Kubernetes Architecture
Kubernetes is a distributed control system where a central control plane maintains desired state and worker nodes execute workloads.
Think of it as brain (control plane) and muscles (workers).
Control Plane Components
The control plane decides what should happen in the cluster.
| Component | Role |
|---|---|
| kube-apiserver | Cluster front door |
| etcd | Persistent state store |
| kube-scheduler | Pod placement |
| kube-controller-manager | State reconciliation |
kube-apiserver
The API Server is the only component that talks to everything.

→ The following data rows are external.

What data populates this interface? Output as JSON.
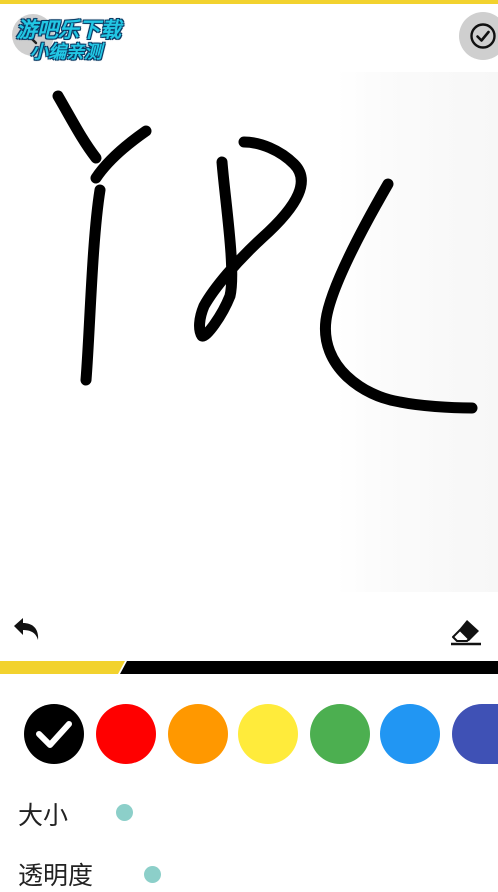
{
  "watermark": {
    "line1": "游吧乐下载",
    "line2": "小编亲测"
  },
  "toolbar": {
    "back_icon": "chevron-left-icon",
    "confirm_icon": "check-circle-icon",
    "undo_icon": "undo-icon",
    "eraser_icon": "eraser-icon"
  },
  "colors": {
    "accent": "#f2d22e",
    "palette": [
      {
        "name": "black",
        "hex": "#000000",
        "selected": true
      },
      {
        "name": "red",
        "hex": "#ff0000",
        "selected": false
      },
      {
        "name": "orange",
        "hex": "#ff9800",
        "selected": false
      },
      {
        "name": "yellow",
        "hex": "#ffeb3b",
        "selected": false
      },
      {
        "name": "green",
        "hex": "#4caf50",
        "selected": false
      },
      {
        "name": "blue",
        "hex": "#2196f3",
        "selected": false
      },
      {
        "name": "indigo",
        "hex": "#3f51b5",
        "selected": false
      }
    ]
  },
  "settings": {
    "size_label": "大小",
    "opacity_label": "透明度"
  }
}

- All reads/writes go through it
- Authenticates and validates requests
- Persists state to etcd
etcd
etcd is a distributed, strongly-consistent key-value database.
- Stores cluster state (Pods, Nodes, Secrets)
- Source of truth
- If etcd is unavailable, Kubernetes cannot function
kube-scheduler
The scheduler assigns Pods to worker nodes.

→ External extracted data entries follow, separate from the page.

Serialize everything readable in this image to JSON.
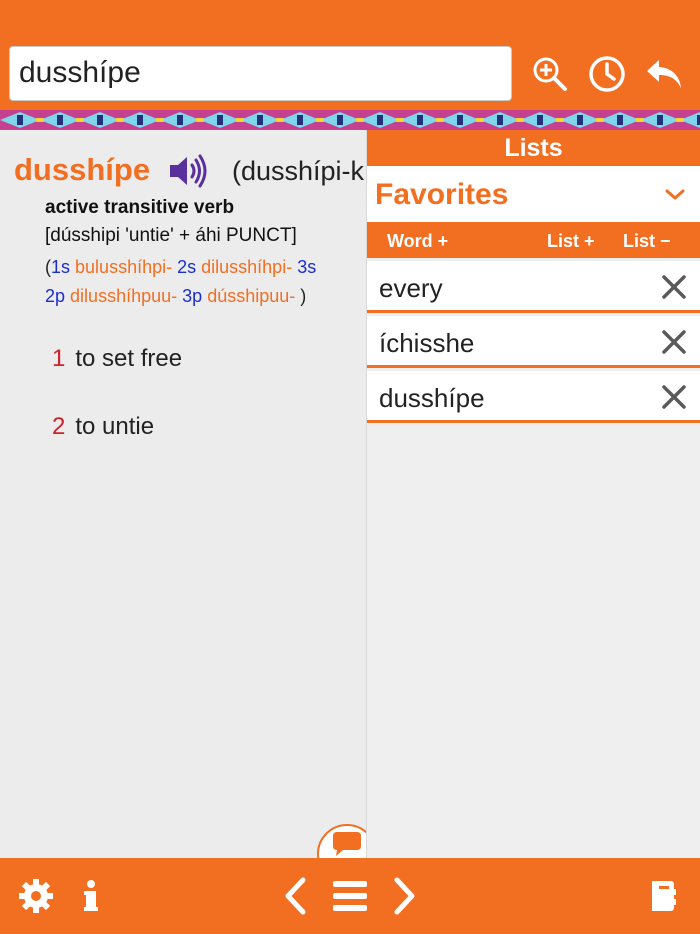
{
  "search": {
    "value": "dusshípe"
  },
  "icons": {
    "zoom": "zoom-in-icon",
    "history": "clock-icon",
    "back": "reply-arrow-icon",
    "audio": "speaker-icon",
    "settings": "gear-icon",
    "info": "info-icon",
    "prev": "chevron-left-icon",
    "menu": "hamburger-menu-icon",
    "next": "chevron-right-icon",
    "book": "book-icon",
    "chat": "speech-bubble-icon",
    "remove": "close-x-icon",
    "dropdown": "chevron-down-icon"
  },
  "colors": {
    "brand": "#f26f21",
    "person_tag": "#1b2fd0",
    "sense_number": "#d0202a"
  },
  "entry": {
    "headword": "dusshípe",
    "stem": "(dusshípi-k",
    "part_of_speech": "active transitive verb",
    "etymology": "[dússhipi 'untie' + áhi PUNCT]",
    "conjugation": {
      "open": "(",
      "row1": [
        {
          "tag": "1s",
          "form": "bulusshíhpi-"
        },
        {
          "tag": "2s",
          "form": "dilusshíhpi-"
        },
        {
          "tag": "3s",
          "form": ""
        }
      ],
      "row2": [
        {
          "tag": "2p",
          "form": "dilusshíhpuu-"
        },
        {
          "tag": "3p",
          "form": "dússhipuu-"
        }
      ],
      "close": ")"
    },
    "senses": [
      {
        "num": "1",
        "text": "to set free"
      },
      {
        "num": "2",
        "text": "to untie"
      }
    ]
  },
  "lists": {
    "title": "Lists",
    "selected_list": "Favorites",
    "actions": {
      "word_add": "Word +",
      "list_add": "List +",
      "list_remove": "List −"
    },
    "items": [
      {
        "word": "every"
      },
      {
        "word": "íchisshe"
      },
      {
        "word": "dusshípe"
      }
    ]
  }
}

- Watches for unscheduled Pods
- Evaluates resource availability
- Writes binding decision to API server
kube-controller-manager
Controllers ensure actual state matches desired state.
Examples:
- Deployment Controller
- Node Controller
- ReplicaSet Controller
Analogy: Thermostat correcting room temperature
Worker Node Components
Worker nodes are where applications actually run.
| Component | Role |
|---|---|
| kubelet | Node agent |
| kube-proxy | Service networking |
| Container Runtime | Runs containers |
kubelet
kubelet is the node-level manager.
- Watches assigned Pods from API server
- Starts/stops containers
- Reports health and status
kube-proxy
kube-proxy handles service abstraction.
- Implements load balancing
- Uses iptables or IPVS
- Routes traffic to Pod IPs
Container Runtime
The runtime executes containers.
Common runtimes:
- containerd
- CRI-O
Docker is no longer required.
Component Communication Flow
All communication flows through the API Server.
Key rules:
- No direct etcd access except API server
- Workers never talk to each other directly
- Desired state flows down, status flows up
Master vs Worker Analogy
| Real World | Kubernetes |
|---|---|
| CEO | API Server |
| Company records | etcd |
| HR | Scheduler |
| Managers | Controllers |
| Employees | kubelet |
| Factory machines | Containers |
Hands-on: Explore a Running Cluster
View Nodes
Input:
kubectl get nodes
Output:
NAME STATUS ROLES AGE VERSION
node-1 Ready control-plane 10d v1.35.0
node-2 Ready worker 10d v1.35.0
This shows control-plane and worker nodes.
Describe a Node
Input:
kubectl describe node node-2
Output:
Capacity:
cpu: 4
memory: 16Gi
Conditions:
Ready True
This shows resources and node health.
View Control Plane Pods
Input:
kubectl get pods -n kube-system
Output:
NAME READY STATUS NODE
kube-apiserver-node-1 1/1 Running node-1
kube-scheduler-node-1 1/1 Running node-1
kube-controller-manager-node-1 1/1 Running node-1
etcd-node-1 1/1 Running node-1
This confirms control plane components are Pods.
Check Component Health
Input:
kubectl get componentstatuses
Output:
NAME STATUS
scheduler Healthy
controller-manager Healthy
etcd-0 Healthy
This verifies core control plane health.
Key Takeaways
| Concept | Meaning |
|---|---|
| Control Plane | Decides desired state |
| Worker Node | Executes workloads |
| API Server | Central communication hub |
| etcd | Cluster memory |
| Controllers | Continuous reconciliation |
Kubernetes works because nothing is assumed to be correct — everything is constantly verified and fixed.